Oriented Organization of Poly(3‐Hexylthiophene) for Efficient and Stable Antimony Sulfide Solar Cells

Poly(3‐hexylthiophene) (P3HT), as a traditional organic hole‐transporting material (HTM), is widely used in thin‐film solar cells due to its high charge mobility and good thermal stability. However, the P3HT films obtained by the traditional method are amorphous, which is unfavorable to hole extraction and transport. Here, a low‐toxicity solvent 1,2,4‐trimethylbenzene (TMB) was used as the solvent instead of the commonly used halogen solvent chlorobenzene (CB) to dissolve P3HT. Thus, the self‐assembled nanofibrous P3HT film was prepared and applied as HTM in the newly emerged Sb 2 S 3 solar cells. According to the density functional theory calculations, the interface contact between TMB‐P3HT and Sb 2 S 3 was enhanced via the bonding interaction of S in P3HT and Sb in Sb 2 S 3 . Through transient absorption spectroscopy characterization, the enhanced interface contact improves the charge extraction ability of TMB‐P3HT when compared to the CB‐P3HT film.

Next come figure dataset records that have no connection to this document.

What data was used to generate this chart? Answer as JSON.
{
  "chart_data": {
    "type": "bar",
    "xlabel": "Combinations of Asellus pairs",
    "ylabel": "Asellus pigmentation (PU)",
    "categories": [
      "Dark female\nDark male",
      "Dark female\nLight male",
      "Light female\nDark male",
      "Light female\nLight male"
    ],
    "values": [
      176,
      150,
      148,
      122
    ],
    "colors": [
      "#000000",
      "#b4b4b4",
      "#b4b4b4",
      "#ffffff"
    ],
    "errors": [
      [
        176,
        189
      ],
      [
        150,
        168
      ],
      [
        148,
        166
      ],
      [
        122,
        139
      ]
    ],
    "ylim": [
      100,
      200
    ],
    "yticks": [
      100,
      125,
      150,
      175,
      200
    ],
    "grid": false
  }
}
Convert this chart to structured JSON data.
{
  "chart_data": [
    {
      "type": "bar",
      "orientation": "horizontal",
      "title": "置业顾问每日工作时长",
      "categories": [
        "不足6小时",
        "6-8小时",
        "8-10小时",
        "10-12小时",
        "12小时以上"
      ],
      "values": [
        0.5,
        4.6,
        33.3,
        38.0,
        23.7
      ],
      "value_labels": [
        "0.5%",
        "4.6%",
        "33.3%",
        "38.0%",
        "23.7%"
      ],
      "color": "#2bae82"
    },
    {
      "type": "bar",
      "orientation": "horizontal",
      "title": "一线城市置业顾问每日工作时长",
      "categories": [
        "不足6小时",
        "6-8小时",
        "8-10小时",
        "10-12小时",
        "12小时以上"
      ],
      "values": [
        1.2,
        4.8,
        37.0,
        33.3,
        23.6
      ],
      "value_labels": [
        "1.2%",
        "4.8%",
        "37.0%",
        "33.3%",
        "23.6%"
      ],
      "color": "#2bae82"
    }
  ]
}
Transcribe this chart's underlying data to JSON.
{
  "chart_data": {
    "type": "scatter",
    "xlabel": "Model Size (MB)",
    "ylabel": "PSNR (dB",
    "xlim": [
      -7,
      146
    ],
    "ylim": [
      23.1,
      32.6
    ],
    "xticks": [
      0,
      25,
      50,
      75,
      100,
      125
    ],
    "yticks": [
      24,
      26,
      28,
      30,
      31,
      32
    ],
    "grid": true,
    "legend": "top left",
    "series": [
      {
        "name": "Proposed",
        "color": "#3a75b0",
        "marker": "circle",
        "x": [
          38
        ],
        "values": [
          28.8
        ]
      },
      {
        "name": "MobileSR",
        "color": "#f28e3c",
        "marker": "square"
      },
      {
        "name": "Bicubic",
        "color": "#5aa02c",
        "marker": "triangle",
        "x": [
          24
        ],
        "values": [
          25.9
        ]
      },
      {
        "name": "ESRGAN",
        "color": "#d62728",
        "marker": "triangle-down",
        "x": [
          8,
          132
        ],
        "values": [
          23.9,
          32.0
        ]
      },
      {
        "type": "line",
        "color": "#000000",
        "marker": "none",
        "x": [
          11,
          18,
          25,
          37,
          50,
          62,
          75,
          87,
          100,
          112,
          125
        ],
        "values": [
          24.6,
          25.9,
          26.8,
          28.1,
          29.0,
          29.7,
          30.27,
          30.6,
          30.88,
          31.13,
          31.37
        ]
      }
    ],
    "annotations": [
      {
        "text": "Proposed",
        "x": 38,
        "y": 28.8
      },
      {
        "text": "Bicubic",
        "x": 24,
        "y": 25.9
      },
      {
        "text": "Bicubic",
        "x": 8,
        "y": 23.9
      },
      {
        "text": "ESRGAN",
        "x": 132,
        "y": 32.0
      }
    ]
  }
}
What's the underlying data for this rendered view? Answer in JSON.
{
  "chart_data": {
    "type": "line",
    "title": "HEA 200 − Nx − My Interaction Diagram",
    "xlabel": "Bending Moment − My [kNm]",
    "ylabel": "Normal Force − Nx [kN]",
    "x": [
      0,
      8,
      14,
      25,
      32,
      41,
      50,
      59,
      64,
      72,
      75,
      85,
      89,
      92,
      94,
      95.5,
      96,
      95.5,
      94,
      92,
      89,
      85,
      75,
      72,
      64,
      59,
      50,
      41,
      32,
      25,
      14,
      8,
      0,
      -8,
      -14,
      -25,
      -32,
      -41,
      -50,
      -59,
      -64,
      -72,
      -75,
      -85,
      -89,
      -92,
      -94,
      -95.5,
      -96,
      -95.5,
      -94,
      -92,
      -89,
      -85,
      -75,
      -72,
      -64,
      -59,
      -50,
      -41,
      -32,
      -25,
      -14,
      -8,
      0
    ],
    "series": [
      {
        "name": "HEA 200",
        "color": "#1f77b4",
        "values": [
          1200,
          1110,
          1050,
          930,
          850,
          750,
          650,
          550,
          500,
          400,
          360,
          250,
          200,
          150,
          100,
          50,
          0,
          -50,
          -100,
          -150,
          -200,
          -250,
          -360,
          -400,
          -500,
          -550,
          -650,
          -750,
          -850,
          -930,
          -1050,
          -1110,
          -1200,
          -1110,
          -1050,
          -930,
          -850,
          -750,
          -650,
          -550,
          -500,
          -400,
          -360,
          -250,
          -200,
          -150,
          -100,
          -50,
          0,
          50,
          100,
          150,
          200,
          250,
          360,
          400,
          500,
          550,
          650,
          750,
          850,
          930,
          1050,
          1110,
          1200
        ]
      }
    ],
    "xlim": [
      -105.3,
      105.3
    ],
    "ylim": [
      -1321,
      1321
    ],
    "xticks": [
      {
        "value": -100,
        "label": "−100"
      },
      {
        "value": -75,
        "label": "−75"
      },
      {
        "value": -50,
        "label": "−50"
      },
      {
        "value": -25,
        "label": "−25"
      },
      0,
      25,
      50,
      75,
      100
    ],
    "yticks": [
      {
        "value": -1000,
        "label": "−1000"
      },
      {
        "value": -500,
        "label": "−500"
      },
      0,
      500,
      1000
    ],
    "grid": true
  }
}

Thus, the TMB‐P3HT‐based Sb 2 S 3 solar cell delivers a power conversion efficiency of 6.21%, which is 9.7% higher than that of the CB‐P3HT‐based device. Furthermore, the dopant‐free TMB‐P3HT‐based Sb 2 S 3 devices exhibit excellent environmental stability compared with Spiro‐OMeTAD‐based devices. This work demonstrates that the application of P3HT and the solvent engineering of HTM are applicable strategies for developing Sb 2 S 3 solar cells with high efficiency and stability.